Effect of dietary monosodium glutamate on trans fat-induced nonalcoholic fatty liver disease.
J Lipid Res. 2009 Aug;50(8):1521-37. Epub 2008 Nov 11. PMID: 19001666
Cell Biology and Diabetes Research Unit, Department of Biological and Medical Research, King Faisal Specialist Hospital and Research Centre, Riyadh 11211, Saudi Arabia. firstname.lastname@example.org
The effects of dietary monosodium glutamate (MSG) on trans-fatty acid (TFA)-induced nonalcoholic fatty liver disease (NAFLD) are addressed in an animal model. We used Affymetrix microarray analysis to investigate hepatic gene expression and the contribution of visceral white adipose tissue (WAT) to diet-induced NAFLD. Trans-fat feeding increased serum leptin, FFA, HDL-cholesterol (HDL-C), and total cholesterol (T-CHOL) levels, while robustly elevating the expression of genes involved in hepatic lipogenesis, including the transcription factor sterol-regulatory element binding protein 1c. Histological examination revealed hepatic macrosteatosis in TFA-fed animals. Conversely, dietary MSG at doses similar to human average daily intake caused hepatic microsteatosis and the expression of beta-oxidative genes. Serum triglyceride, FFA, and insulin levels were elevated in MSG-treated animals. The abdominal cavities of TFA- or MSG-treated animals had increased WAT deposition compared with controls. Microarray analysis of WAT gene expression revealed increased lipid biosynthetic gene expression, together with a 50% decrease in the key transcription factor Ppargc1a. A combination of TFA+MSG resulted in the highest levels of serum HDL-C, T-CHOL, and leptin.
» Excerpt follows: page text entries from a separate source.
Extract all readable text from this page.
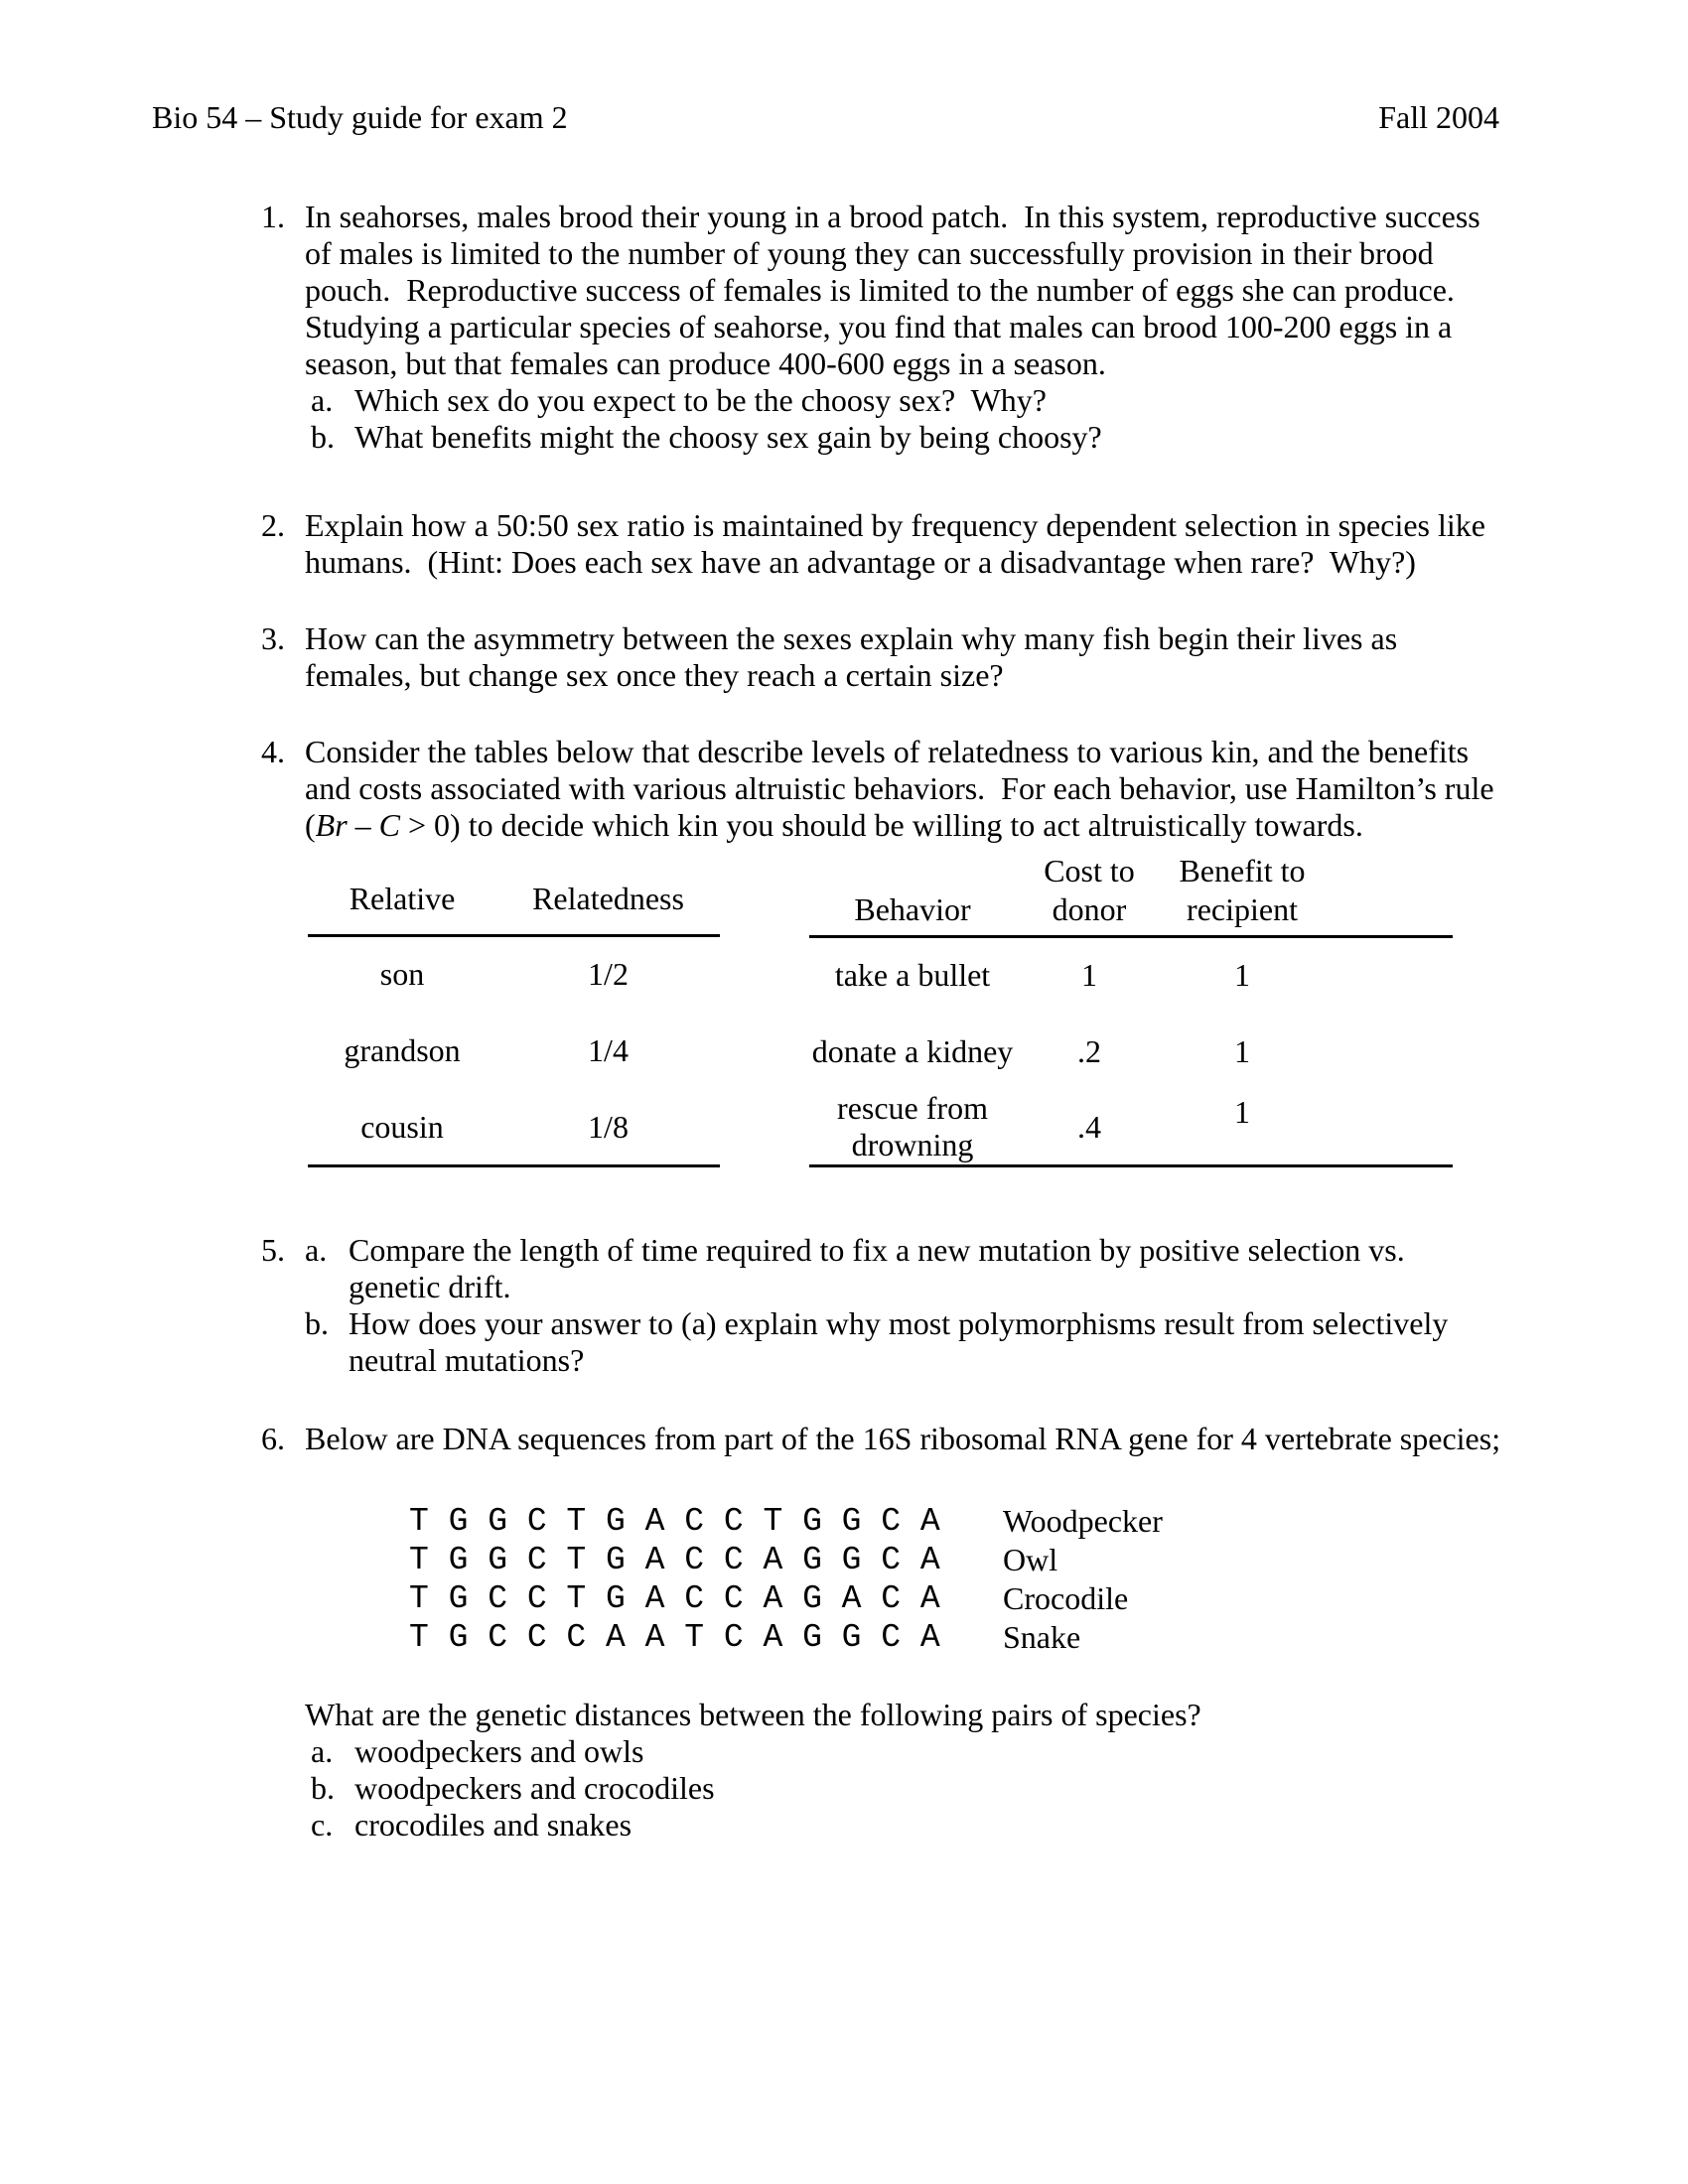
Bio 54 – Study guide for exam 2	Fall 2004
1. In seahorses, males brood their young in a brood patch.  In this system, reproductive success of males is limited to the number of young they can successfully provision in their brood pouch.  Reproductive success of females is limited to the number of eggs she can produce.  Studying a particular species of seahorse, you find that males can brood 100-200 eggs in a season, but that females can produce 400-600 eggs in a season.

a. Which sex do you expect to be the choosy sex?  Why?
b. What benefits might the choosy sex gain by being choosy?
2. Explain how a 50:50 sex ratio is maintained by frequency dependent selection in species like humans.  (Hint: Does each sex have an advantage or a disadvantage when rare?  Why?)

3. How can the asymmetry between the sexes explain why many fish begin their lives as females, but change sex once they reach a certain size?

4. Consider the tables below that describe levels of relatedness to various kin, and the benefits and costs associated with various altruistic behaviors.  For each behavior, use Hamilton’s rule (Br – C > 0) to decide which kin you should be willing to act altruistically towards.

Relative	Relatedness
son	1/2
grandson	1/4
cousin	1/8
Behavior	Cost to donor	Benefit to recipient	
take a bullet	1	1	
donate a kidney	.2	1	
rescue from drowning	.4	1	
5. a. Compare the length of time required to fix a new mutation by positive selection vs. genetic drift.
b. How does your answer to (a) explain why most polymorphisms result from selectively neutral mutations?
6. Below are DNA sequences from part of the 16S ribosomal RNA gene for 4 vertebrate species;

T G G C T G A C C T G G C A	Woodpecker
T G G C T G A C C A G G C A	Owl
T G C C T G A C C A G A C A	Crocodile
T G C C C A A T C A G G C A	Snake

What are the genetic distances between the following pairs of species?

a. woodpeckers and owls
b. woodpeckers and crocodiles
c. crocodiles and snakes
Microarray analysis of TFA+MSG-treated livers showed elevated expression of markers of hepatic inflammation, lipid storage, cell damage, and cell cycle impairment. TFA+MSG mice also had a high degree of WAT deposition and lipogenic gene expression. Levels of Ppargc1a were further reduced to 25% by TFA+MSG treatment. MSG exacerbates TFA-induced NAFLD.